On Wed, 11 Sept 2024 at 06:21, Walter Bright via Digitalmars-d <digitalmars-d@puremagic.com> wrote:

Compile the following with -vasm -O:

```
void bar();

int foo(int i)
{
if (i)
return 0;
bar();
return 1;
}

int baz(int i)
{
if (i)
goto Lreturn0;
bar();
return 1;

Lreturn0:
return 0;
}
```
and you get:
```
_D5test93fooFiZi:
0000: 55 push RBP
0001: 48 8B EC mov RBP,RSP
0004: 85 FF test EDI,EDI
0006: 74 04 je Lc
0008: 31 C0 xor EAX,EAX // hot path
000a: 5D pop RBP
000b: C3 ret
000c: E8 00 00 00 00 call L0 // cold path
0011: B8 01 00 00 00 mov EAX,1
0016: 5D pop RBP
0017: C3 ret
_D5test93bazFiZi:
0000: 55 push RBP
0001: 48 8B EC mov RBP,RSP
0004: 85 FF test EDI,EDI
0006: 75 0C jne L14
0008: E8 00 00 00 00 call L0 // hot path
000d: B8 01 00 00 00 mov EAX,1
0012: 5D pop RBP
0013: C3 ret
0014: 31 C0 xor EAX,EAX // cold path
0016: 5D pop RBP
0017: C3 ret
```

Okay, I see. You're depending on the optimiser to specifically collapse the goto into the branch as a simplification.

Surely that's not even remotely reliable. There are several ways to optimise that function, and I see no reason an optimiser would reliably choose a construct like you show.

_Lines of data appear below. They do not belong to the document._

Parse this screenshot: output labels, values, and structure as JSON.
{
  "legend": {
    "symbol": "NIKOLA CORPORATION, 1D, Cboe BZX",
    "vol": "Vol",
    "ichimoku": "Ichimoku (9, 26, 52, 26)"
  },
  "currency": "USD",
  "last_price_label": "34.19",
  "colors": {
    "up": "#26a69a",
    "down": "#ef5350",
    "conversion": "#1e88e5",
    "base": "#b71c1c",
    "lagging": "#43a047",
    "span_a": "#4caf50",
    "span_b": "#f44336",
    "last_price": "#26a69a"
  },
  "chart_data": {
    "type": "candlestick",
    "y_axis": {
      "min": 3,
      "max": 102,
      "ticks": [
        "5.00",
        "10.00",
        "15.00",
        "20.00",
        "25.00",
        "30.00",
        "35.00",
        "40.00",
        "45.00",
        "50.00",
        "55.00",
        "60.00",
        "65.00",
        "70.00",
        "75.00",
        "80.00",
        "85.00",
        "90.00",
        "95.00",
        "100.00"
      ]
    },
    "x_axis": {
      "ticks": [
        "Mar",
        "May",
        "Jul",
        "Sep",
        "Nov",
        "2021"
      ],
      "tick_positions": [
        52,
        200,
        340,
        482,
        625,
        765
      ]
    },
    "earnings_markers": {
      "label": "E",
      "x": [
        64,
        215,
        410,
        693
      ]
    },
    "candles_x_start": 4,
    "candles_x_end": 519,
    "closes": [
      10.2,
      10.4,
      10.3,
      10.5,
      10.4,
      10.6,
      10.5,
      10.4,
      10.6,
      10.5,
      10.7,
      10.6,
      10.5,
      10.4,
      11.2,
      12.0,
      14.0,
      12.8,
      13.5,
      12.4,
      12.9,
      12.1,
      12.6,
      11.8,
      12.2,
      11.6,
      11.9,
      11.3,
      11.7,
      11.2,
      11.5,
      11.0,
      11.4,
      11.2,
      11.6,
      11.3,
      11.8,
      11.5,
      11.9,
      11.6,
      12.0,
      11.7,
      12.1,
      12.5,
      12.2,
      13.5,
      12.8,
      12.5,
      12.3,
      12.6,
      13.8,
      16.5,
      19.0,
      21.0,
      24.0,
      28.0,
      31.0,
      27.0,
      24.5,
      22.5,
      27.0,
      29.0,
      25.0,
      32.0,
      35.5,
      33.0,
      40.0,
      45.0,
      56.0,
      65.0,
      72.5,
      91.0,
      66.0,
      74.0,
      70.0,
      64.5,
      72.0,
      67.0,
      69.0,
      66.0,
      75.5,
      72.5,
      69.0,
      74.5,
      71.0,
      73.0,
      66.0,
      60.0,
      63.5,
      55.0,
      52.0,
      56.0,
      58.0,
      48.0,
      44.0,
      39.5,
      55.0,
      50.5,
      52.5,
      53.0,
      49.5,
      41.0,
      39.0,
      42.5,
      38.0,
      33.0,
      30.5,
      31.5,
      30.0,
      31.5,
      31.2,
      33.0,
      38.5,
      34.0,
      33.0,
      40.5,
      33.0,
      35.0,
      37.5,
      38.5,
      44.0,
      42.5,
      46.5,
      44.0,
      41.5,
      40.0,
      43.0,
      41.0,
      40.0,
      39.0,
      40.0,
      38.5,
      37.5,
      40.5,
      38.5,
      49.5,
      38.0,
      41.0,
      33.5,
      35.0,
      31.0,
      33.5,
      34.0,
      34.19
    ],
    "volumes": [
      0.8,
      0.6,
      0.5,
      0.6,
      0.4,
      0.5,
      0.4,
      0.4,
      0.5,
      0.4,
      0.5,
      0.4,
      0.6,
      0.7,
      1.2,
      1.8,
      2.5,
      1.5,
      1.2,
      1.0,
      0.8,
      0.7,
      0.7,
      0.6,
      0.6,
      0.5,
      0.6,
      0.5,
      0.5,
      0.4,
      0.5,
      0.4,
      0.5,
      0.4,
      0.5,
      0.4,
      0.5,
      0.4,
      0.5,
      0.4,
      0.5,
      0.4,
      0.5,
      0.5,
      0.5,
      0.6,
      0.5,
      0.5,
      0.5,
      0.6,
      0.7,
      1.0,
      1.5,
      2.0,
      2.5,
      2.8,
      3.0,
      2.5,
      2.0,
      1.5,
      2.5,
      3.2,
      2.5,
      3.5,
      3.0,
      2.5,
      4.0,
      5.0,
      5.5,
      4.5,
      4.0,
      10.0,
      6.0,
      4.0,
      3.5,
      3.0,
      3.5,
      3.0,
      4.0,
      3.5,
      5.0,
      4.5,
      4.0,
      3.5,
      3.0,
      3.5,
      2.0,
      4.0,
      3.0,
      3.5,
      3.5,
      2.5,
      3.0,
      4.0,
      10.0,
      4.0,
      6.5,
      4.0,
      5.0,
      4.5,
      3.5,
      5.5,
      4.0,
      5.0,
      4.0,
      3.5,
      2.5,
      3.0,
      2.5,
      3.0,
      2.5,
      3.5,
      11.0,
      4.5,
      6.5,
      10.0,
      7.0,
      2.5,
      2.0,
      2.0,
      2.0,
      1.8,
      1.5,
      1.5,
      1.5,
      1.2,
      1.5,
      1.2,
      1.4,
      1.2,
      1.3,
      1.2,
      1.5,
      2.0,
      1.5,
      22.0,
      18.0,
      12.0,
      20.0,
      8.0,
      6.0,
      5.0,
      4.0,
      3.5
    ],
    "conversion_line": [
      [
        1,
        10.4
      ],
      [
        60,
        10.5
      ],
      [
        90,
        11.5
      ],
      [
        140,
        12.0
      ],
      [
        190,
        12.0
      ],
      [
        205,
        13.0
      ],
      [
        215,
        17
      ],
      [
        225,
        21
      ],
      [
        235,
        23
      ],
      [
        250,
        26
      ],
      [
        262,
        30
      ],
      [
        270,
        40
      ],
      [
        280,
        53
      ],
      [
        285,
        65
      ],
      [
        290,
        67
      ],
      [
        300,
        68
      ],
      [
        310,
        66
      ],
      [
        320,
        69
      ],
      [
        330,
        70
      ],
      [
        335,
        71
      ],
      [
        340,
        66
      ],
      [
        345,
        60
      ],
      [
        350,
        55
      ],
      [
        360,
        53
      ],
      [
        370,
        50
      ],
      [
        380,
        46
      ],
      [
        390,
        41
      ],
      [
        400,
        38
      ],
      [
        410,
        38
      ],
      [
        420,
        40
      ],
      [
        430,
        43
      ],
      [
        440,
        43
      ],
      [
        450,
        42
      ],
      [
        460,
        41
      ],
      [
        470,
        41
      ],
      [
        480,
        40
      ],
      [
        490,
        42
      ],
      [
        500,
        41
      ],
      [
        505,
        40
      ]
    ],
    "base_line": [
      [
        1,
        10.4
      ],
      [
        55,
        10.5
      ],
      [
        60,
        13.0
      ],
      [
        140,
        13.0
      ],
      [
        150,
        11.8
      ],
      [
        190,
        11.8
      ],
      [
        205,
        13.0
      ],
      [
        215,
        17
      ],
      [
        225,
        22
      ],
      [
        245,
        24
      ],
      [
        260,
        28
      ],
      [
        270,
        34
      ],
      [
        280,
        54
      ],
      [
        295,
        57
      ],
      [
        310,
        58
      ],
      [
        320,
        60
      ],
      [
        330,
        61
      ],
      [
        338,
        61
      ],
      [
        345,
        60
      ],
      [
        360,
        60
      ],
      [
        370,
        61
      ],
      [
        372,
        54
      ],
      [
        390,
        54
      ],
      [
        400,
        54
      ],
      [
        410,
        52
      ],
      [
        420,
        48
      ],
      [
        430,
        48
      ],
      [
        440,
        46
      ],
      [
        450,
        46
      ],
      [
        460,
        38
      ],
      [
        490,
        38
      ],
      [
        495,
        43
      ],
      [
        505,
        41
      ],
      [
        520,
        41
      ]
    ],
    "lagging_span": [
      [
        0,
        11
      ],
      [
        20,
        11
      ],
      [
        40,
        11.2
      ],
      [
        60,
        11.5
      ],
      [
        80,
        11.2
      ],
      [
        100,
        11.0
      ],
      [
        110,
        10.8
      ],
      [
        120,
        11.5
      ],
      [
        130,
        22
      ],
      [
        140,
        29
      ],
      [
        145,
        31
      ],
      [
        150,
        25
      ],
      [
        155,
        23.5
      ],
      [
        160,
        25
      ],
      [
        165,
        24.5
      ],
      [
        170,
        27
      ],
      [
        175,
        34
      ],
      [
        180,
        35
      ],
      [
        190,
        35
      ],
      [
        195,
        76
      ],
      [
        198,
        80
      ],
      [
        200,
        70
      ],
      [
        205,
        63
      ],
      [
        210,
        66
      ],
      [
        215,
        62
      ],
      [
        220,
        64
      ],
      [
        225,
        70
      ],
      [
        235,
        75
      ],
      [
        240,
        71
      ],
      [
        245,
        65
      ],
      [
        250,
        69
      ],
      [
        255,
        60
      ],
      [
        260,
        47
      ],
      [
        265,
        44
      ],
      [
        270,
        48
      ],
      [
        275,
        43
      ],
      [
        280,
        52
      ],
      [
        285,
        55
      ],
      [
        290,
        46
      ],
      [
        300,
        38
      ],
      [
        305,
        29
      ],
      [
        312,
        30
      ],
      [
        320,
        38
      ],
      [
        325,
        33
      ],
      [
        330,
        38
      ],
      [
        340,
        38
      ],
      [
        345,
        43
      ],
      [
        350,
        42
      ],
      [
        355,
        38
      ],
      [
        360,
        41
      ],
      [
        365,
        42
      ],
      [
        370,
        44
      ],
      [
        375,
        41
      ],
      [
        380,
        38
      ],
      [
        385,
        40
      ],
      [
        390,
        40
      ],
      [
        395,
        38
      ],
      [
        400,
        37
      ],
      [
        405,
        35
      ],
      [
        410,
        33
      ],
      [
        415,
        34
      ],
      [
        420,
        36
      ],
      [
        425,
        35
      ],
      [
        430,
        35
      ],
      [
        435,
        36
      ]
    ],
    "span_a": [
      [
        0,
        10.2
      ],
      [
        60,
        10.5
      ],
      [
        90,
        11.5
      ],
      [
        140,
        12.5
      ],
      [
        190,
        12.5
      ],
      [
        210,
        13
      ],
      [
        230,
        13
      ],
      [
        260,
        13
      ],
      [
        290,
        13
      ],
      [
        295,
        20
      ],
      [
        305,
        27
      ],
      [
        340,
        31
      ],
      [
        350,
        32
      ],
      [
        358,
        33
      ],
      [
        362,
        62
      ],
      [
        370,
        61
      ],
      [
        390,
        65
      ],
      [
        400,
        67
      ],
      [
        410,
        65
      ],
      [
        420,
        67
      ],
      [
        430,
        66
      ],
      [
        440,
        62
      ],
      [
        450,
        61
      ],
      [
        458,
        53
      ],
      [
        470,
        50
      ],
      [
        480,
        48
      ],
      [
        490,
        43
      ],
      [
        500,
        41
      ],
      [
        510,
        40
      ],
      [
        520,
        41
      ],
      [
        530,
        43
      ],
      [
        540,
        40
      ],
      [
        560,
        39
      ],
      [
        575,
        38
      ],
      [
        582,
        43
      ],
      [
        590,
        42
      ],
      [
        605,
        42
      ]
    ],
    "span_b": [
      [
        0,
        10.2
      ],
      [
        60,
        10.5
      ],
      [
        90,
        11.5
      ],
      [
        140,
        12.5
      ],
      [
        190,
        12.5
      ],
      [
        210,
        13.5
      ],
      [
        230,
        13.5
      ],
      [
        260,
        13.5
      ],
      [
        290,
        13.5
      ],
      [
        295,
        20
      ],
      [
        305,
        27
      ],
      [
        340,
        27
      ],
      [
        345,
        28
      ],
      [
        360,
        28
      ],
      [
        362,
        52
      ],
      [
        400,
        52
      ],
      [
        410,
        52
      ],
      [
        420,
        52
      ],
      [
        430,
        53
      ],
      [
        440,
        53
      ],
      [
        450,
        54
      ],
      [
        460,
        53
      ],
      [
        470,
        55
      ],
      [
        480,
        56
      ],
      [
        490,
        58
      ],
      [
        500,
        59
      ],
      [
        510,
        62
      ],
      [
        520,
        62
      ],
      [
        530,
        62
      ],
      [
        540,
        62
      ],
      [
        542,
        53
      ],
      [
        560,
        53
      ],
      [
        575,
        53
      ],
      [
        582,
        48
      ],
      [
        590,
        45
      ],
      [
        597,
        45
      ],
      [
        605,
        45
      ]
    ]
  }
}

I'm actually a little surprised; a lifetime of experience with this sort of thing might have lead me to predict that the optimiser would actually shift the `return 0` up into the place of the goto, effectively eliminating the goto... I'm sure I've seen optimisers do that transformation before, but I can't recall ever noting an instance of code generation that looks like what you pasted... I reckon I might have spotted that before.

... and turns out, I'm right. I was so surprised with the codegen you present that I pulled out compiler explorer and ran some experiments.

I tested GCC and Clang for x86, MIPS, and PPC, all of which I am extremely familiar with, and all of them optimise the way I predicted. None of them showed a pattern like you presented here.

If I had to guess; I would actually imagine that GCC and Clang will very deliberately NOT make a transformation like the one you show, for the precise reason that such a transformation changes the nature of static branch prediction which someone might have written code to rely on. It would be dangerous for the optimiser to transform the code in the way you show, and so it doesn't.